- Film poster
- Directed by: Anton Ptushkin
- Written by: Anton Ptushkin
- Narrated by: Anton Ptushkin
- Production companies: Ukraine Vse Sam Canada Yap Films
- Distributed by: Ukraine Green Light Films
- Release date: 4 April 2024;
- Running time: 85 minutes
- Countries: Ukraine Canada
- Languages: Ukrainian Russian
- Box office: 4,550,931 UAH

= Us, Our Pets and the War =

2024 documentary film

Us, Our Pets and the War («Мы, наши любимцы и война», «Ми, наші улюбленці та війна») is a 2024 documentary film directed by Anton Ptushkin and co-produced by the Ukrainian company Vse Sam and the Canadian company Yap Films. The documentary tells the story of the relationship between people and their animals against the backdrop of the full-scale Russian invasion of Ukraine. The film is the directorial debut of blogger Anton Ptushkin, who worked on it for 1.5 years.

The Ukrainian premiere will take place on 4 April 2024, with Green Light Films as a distributor.

PBS, the US largest broadcaster, has acquired Anton Ptushkin's film.The international version of the film Us, Our Pets and the War will be shown in the USA as part of the popular PBS documentary project "Nature". It is noteworthy that PBS broadcast the 2024 Oscar-winning film "20 Days in Mariupol" in the Frontline series.

== Synopsis ==
Us, Our Pets and the War highlights the stories of people and their pets during the 2022 Russian invasion of Ukraine. Russia's armed aggression resulted in many people forced to leave their homes for places outside the war zone. Fleeing the war, people also saved the lives of animals: cats, dogs, bears, lions, chameleons, lemurs, etc., as well as famous pets such as Patron the dog and Shafa the cat. Besides Ukrainians, the film includes citizens of other countries who also took part in the rescue mission.

The main idea of the film boils down to a quote from Asia Serpinska, the founder of the Hostomel shelter: "Save animals to stay human".

This film is an attempt to show the events in Ukraine from a different angle, namely through the relationship between people and animals affected by the war.

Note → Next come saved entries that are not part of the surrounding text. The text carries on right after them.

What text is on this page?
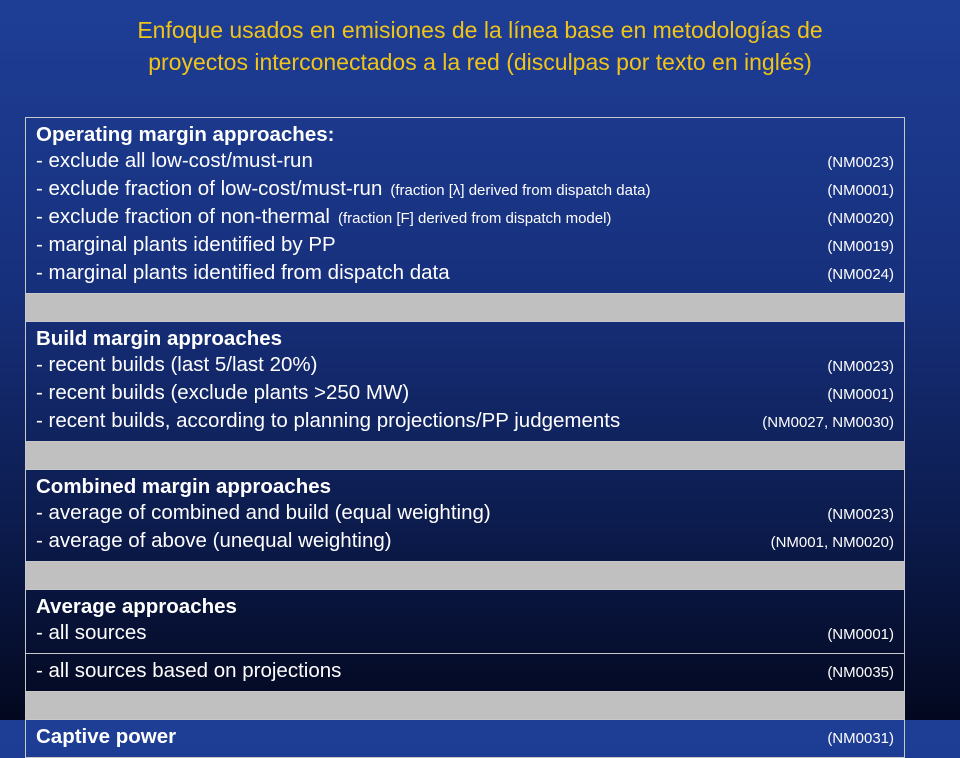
Enfoque usados en emisiones de la línea base en metodologías de
proyectos interconectados a la red (disculpas por texto en inglés)
Operating margin approaches:
- exclude all low-cost/must-run	(NM0023)
- exclude fraction of low-cost/must-run (fraction [λ] derived from dispatch data)	(NM0001)
- exclude fraction of non-thermal (fraction [F] derived from dispatch model)	(NM0020)
- marginal plants identified by PP	(NM0019)
- marginal plants identified from dispatch data	(NM0024)
Build margin approaches
- recent builds (last 5/last 20%)	(NM0023)
- recent builds (exclude plants >250 MW)	(NM0001)
- recent builds, according to planning projections/PP judgements	(NM0027, NM0030)
Combined margin approaches
- average of combined and build (equal weighting)	(NM0023)
- average of above (unequal weighting)	(NM001, NM0020)
Average approaches
- all sources	(NM0001)
- all sources based on projections	(NM0035)
Captive power	(NM0031)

"This film was originally made with the Western audience in mind because it seemed to me that everyone in Ukraine already knew everything. But then I realized that a lot of what I filmed would be interesting and understandable to Ukrainians too. That's how I came up with the idea to make a separate movie for our audience and show it in Ukrainian cinemas, not on YouTube. I'm curious to see how it will turn out," Anton Ptushkin comments.

== Release ==
Us, Our Pets and the War will open the annual Doc Kyiv Fest international documentary film festival on 28–30 March 2024 and be available in Ukrainian cinemas starting from 4 April 2024. Green Light Films, a film distribution company, will be responsible for the Ukrainian distribution. Its goal is literally to give the green light to the positive changes in the industry.